I held back as two topless gliders took off at 12:30 and one of them went down. I knew 1:30pm was my magic time. The alptherm values are in UTC (add 2 hours for local time), so it really only starts cooking on at hour 1pm, before which it feels like there is a pause in activity.

And I went straight up to 3000m where the valleys and mountains are just minor details and threaded my way from cloud to cloud.

The sky gods sent the cunimbs onto massifs beyond all four corners of the flight and while the Dachstein gruppe remained miraculously clear.

Then it was off the the Grimming, arrived from the thermal hotspot to the east but unfortunately below its peak and was too intimidated to do any circling near this blasted mountain.

Luckily there were paragliders flying here and there to guide me and stop me from wussing out whenever it was feeling too extreme.
Was it a bad idea to go higher? There was a speck of a floppy paraglider up there in front of the cloud. Is it okay to fly over the 3000m peak of the Dachstein? There were two paragliders right down low over it.

How is it possible for something this amazing to continue? Just a set of simple wings on my back in this crazy place. This is an enactment Niven’s third law including commentary, which may predate the invention of hang-gliding:

3) Mother Nature doesn’t care if you’re having fun.
You will not be stopped! There are things you can’t do because you burn sugar with oxygen, or your bones aren’t strong enough, or you’re a mammal, or human. Funny chemicals may kill you slow or quick, or ruin your brain … or prolong your life. You can’t fly like an eagle, nor yet like Daedalus, but you can fly. You’re the only earthly life-form that can even begin to deal with jet lag. You can cheat. Nature doesn’t care, but don’t get caught.

I got there. There were big anvil clouds to the south darkening the whole horizon. This is the way I am going, across this sea of rock and snow back to Altaussee.

It was like a solid glide for 20 minutes, then a thermal off a corner buttress so I didn’t have to squeak through the Obertraun valley, then another 20 minute straight glide to the Trisslewand that had a huge cloud hat on that worked.

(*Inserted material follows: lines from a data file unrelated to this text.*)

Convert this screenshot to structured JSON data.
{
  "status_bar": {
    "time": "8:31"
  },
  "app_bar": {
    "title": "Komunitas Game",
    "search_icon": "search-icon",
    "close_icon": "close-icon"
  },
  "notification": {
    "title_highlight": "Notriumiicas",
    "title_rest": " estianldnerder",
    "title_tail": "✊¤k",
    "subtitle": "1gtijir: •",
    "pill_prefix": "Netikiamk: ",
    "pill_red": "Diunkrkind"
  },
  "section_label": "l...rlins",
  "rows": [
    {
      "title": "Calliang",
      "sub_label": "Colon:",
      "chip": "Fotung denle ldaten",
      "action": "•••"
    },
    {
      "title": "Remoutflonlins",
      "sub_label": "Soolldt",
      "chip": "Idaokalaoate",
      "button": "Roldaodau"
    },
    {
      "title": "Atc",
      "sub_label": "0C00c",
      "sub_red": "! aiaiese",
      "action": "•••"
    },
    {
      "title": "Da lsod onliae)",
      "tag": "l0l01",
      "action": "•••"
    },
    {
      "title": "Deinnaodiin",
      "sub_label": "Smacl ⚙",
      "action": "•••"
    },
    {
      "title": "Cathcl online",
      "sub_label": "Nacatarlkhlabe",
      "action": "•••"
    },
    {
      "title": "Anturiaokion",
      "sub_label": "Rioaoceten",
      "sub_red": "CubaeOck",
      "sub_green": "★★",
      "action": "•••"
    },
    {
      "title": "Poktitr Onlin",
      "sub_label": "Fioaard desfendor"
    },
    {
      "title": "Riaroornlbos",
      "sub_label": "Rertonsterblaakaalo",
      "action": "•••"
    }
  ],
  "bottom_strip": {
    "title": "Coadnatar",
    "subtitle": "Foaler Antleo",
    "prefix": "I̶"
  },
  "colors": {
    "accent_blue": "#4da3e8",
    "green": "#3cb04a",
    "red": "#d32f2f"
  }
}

There was nothing else between.

I decided to come down before anything went wrong and was actually able to phone the cavers sitting in base camp to tell them to look to the sky. They couldn’t hear me, so I texted them instead. Texting while flying is about as dumb as texting while driving, but the air was quite open at 2200m.

Becka cycled up and helped me carry down from my favourite landing field behind the campsite. I celebrated with a beer. It still gave me a headache. Back to earth. This is now the state of the campsite. The noise is awful.

* Translation: At the moment thunderstorm and precipitation symbols can’t be shown due to technical reasons.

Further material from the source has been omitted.